Turning data into KPIs

In general, you put your marketing content out into the world (impressions) and look at what kinds of reactions you get (engagement) and whether new leads are being added to the pipeline. Useful KPIs typically use at least two types of data to offer meaningful information.

For example, if you're posting digital ads on your local newspaper's website, you'll want to know the click-through rate (CTR). That's the number of people who clicked on your ad and went to your website (engagements) as a percentage of the number of times the ad appeared (impressions). If your ad appears to 1,000 people and is clicked by 40 of those people, your CTR is 4% (40 ÷ 1000).

Understanding click-through rate

Graphic illustrating click-through rates

Similarly, if you send an email which is opened by 100 people (impressions) who recently attended a webinar (soft leads) and eight of them scheduled a meeting with an advisor (strong leads), you might calculate an 8% conversion rate if your KPI is focused on advancing leads in your conversion pipeline. If you continued tracking those leads and found that two of them eventually became clients, your firm might calculate a 25% conversion rate if your KPI is focused on turning strong leads into clients.

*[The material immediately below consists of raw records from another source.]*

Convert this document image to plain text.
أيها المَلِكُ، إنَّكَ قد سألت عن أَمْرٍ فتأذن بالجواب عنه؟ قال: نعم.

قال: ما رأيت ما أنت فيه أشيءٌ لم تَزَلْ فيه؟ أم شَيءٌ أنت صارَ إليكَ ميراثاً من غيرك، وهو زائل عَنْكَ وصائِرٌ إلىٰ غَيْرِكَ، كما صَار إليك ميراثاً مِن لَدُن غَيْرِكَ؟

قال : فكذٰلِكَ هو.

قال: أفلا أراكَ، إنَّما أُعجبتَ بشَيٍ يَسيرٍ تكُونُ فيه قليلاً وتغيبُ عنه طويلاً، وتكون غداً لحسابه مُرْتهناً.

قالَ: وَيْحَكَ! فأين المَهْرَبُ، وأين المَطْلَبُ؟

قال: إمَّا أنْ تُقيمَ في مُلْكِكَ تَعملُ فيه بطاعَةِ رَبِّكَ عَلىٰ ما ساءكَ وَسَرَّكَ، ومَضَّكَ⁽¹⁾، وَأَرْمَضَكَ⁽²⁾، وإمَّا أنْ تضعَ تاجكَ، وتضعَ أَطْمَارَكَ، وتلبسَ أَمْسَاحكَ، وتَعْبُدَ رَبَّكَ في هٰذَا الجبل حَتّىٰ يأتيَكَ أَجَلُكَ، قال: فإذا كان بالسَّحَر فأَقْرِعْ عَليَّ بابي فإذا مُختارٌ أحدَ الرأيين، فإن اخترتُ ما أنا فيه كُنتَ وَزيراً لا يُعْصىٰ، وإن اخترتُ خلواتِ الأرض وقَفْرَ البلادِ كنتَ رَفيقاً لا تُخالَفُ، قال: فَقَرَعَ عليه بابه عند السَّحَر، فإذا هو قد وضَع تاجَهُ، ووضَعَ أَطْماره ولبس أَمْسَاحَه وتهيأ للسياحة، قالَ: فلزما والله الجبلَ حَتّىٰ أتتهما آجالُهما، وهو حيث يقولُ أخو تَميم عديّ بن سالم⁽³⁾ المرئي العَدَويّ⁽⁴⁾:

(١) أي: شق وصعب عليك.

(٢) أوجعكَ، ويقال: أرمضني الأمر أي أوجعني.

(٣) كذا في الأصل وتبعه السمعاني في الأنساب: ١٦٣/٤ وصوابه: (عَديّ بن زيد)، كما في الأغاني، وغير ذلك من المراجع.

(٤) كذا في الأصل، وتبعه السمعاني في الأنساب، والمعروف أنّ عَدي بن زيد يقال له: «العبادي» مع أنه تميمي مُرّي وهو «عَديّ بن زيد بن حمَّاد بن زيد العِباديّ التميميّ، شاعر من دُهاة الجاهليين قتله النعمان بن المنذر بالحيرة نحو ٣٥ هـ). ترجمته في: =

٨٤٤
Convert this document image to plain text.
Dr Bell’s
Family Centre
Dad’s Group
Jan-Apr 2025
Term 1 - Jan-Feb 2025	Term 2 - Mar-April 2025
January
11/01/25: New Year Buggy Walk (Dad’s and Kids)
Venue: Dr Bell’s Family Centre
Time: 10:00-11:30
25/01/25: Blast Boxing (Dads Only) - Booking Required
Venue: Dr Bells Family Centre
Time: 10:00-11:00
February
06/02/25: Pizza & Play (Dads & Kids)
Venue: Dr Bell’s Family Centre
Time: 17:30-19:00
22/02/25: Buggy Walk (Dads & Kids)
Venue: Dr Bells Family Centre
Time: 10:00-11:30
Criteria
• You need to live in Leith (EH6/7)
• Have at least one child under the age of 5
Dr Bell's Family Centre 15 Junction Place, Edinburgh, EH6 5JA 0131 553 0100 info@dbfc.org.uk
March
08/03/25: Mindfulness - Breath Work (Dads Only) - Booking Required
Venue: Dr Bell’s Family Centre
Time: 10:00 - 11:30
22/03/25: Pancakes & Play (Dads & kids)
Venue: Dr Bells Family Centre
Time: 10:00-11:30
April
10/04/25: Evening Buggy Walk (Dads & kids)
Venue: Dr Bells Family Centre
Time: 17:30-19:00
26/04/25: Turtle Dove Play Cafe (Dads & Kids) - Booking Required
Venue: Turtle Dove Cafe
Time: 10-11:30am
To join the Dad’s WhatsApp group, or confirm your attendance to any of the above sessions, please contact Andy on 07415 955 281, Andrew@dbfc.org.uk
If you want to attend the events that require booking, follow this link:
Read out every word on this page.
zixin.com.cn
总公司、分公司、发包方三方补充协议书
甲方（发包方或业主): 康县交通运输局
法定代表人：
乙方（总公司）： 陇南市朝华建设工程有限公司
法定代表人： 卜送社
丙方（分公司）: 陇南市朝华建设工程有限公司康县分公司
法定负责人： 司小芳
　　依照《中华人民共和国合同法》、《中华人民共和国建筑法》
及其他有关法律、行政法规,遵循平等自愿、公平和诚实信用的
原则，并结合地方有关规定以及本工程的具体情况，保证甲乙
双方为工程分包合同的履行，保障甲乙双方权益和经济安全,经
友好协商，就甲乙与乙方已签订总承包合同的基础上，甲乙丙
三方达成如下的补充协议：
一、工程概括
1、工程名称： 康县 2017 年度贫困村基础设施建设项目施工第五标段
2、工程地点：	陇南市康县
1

Understanding conversion rate

Graphic illustrating conversion rates

Get started with marketing KPIs

Any firm can get started using digital marketing KPIs. A good place to begin is Google Analytics. (If you haven't set up Google Analytics yet, here's how to get started.) It's free to use, and it offers valuable information such as which pages on your website are visited the most, how long visitors stay on a page, and what they do next after visiting your home page.

Firms that invest time in understanding the data and adjusting their strategies are more likely to see digital marketing success. This process is a marathon, not a sprint. The key is to be thoughtful and to keep putting one foot in front of the next.